Oil prices rise on hopes US-China breakthrough
Gas demand will remain weak: Stephen Schork
‘The Schork Report’ Publisher Stephen Schork on the outlook for oil and gas prices.
Oil prices rose 1.5 percent on Friday, lifted by signs the United States and China could soon settle their protracted trade dispute while producer cuts and U.S. sanctions on Venezuelan exports have helped tighten supply.
International Brent crude oil futures were up 91 cents, or 1.5 percent, at $61.75 per barrel by 1445 GMT. U.S. West Texas Intermediate (WTI) futures were at $54.42, up 63 cents or 1.17 percent.
Global markets gained support from comments on Twitter by U.S. President Donald Trump on Thursday, saying he would meet Chinese President Xi Jinping soon to try to resolve a trade standoff, though Trump later warned that he could postpone talks if a comprehensive deal remains elusive.
China's trade delegation said the latest round of talks with the United States made “important progress,” state news agency Xinhua reported on Friday.

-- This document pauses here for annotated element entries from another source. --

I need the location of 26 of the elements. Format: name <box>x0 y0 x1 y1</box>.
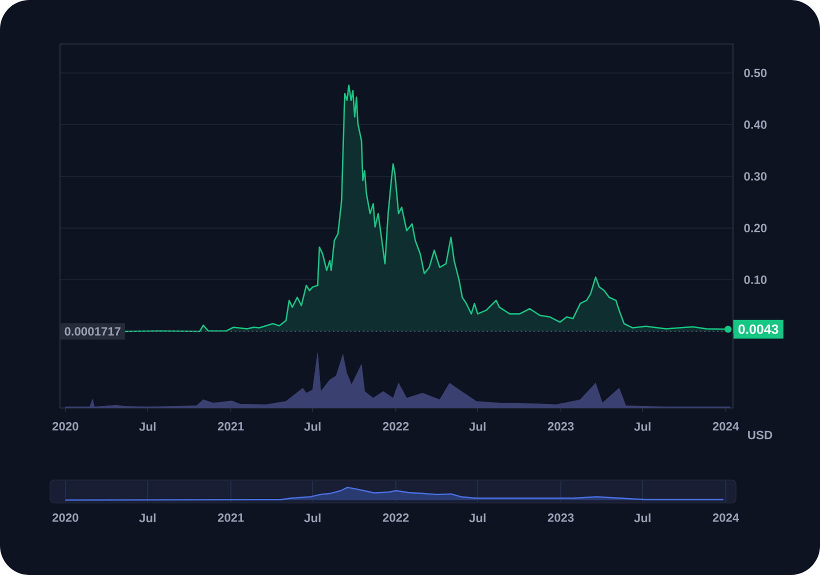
x-tick-label: 2022 <box>382 513 409 522</box>
x-tick-label: Jul <box>469 513 486 522</box>
x-tick-label: 2020 <box>52 422 78 431</box>
ref-line-label: 0.0001717 <box>64 327 120 336</box>
x-tick-label: 2022 <box>382 422 409 431</box>
x-tick-label: 2023 <box>548 513 574 522</box>
x-tick-label: Jul <box>304 422 320 431</box>
x-tick-label: 2021 <box>218 513 244 522</box>
y-axis-title: USD <box>748 430 772 440</box>
x-tick-label: Jul <box>139 422 156 431</box>
x-tick-label: 2021 <box>218 422 244 431</box>
y-tick-label: 0.50 <box>744 68 767 78</box>
x-tick-label: Jul <box>634 513 650 522</box>
x-tick-label: 2024 <box>712 513 740 522</box>
x-tick-label: Jul <box>139 513 156 522</box>
x-tick-label: Jul <box>634 422 650 431</box>
y-tick-label: 0.30 <box>744 172 767 181</box>
x-tick-label: 2023 <box>548 422 574 431</box>
x-tick-label: 2020 <box>52 513 78 522</box>
y-tick-label: 0.10 <box>744 275 767 284</box>
y-tick-label: 0.20 <box>744 224 767 232</box>
x-tick-label: 2024 <box>712 422 740 431</box>
x-tick-label: Jul <box>469 422 486 431</box>
annotation: 0.0043 <box>738 324 778 334</box>
y-tick-label: 0.40 <box>744 120 767 129</box>
x-tick-label: Jul <box>304 513 320 522</box>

“Many traders recognize that sense is likely to prevail and a deal will be struck after the summit – although the shape of any deal will continue to drive a jittery market,” Cantor Fitzgerald Europe said in a note.
But a survey on Friday that showed China's factory activity shrank by the most in almost three years in January, reinforcing fears that a slowdown in the world's second-largest economy is deepening, and China's woes amid the prevailing trade tensions are likely to hit fuel demand.
“The specter of further US sanctions on Chinese goods still looms large and both sides will have their work cut out to settle their differences by a March 1 deadline,” PVM Oil Associates strategist Stephen Brennock said.
“In any case, expect oil prices to dance to the tune of the US-China trade fiasco over the next few weeks.”
Analysts believe that the oil market will be more balanced in 2019 after supply cuts from the Organization of the Petroleum Exporting Countries (OPEC). A Reuters poll showed that OPEC pumped 30.98 million barrels per day (bpd) in January, down 890,000 bpd from December.
In Venezuela, meanwhile, U.S. sanctions imposed on state oil company PDVSA this week are keeping tankers stuck at ports as American refineries that rely on Venezuelan feedstock cut back operations.
“The latest U.S. sanctions could directly halt around 500,000 bpd of Venezuelan exports to the U.S.,” Citi said.
Adding to Venezuela's troubles, much of its crude is heavy and requires the light petroleum naphtha, largely supplied from the United States, for dilution before export to refineries.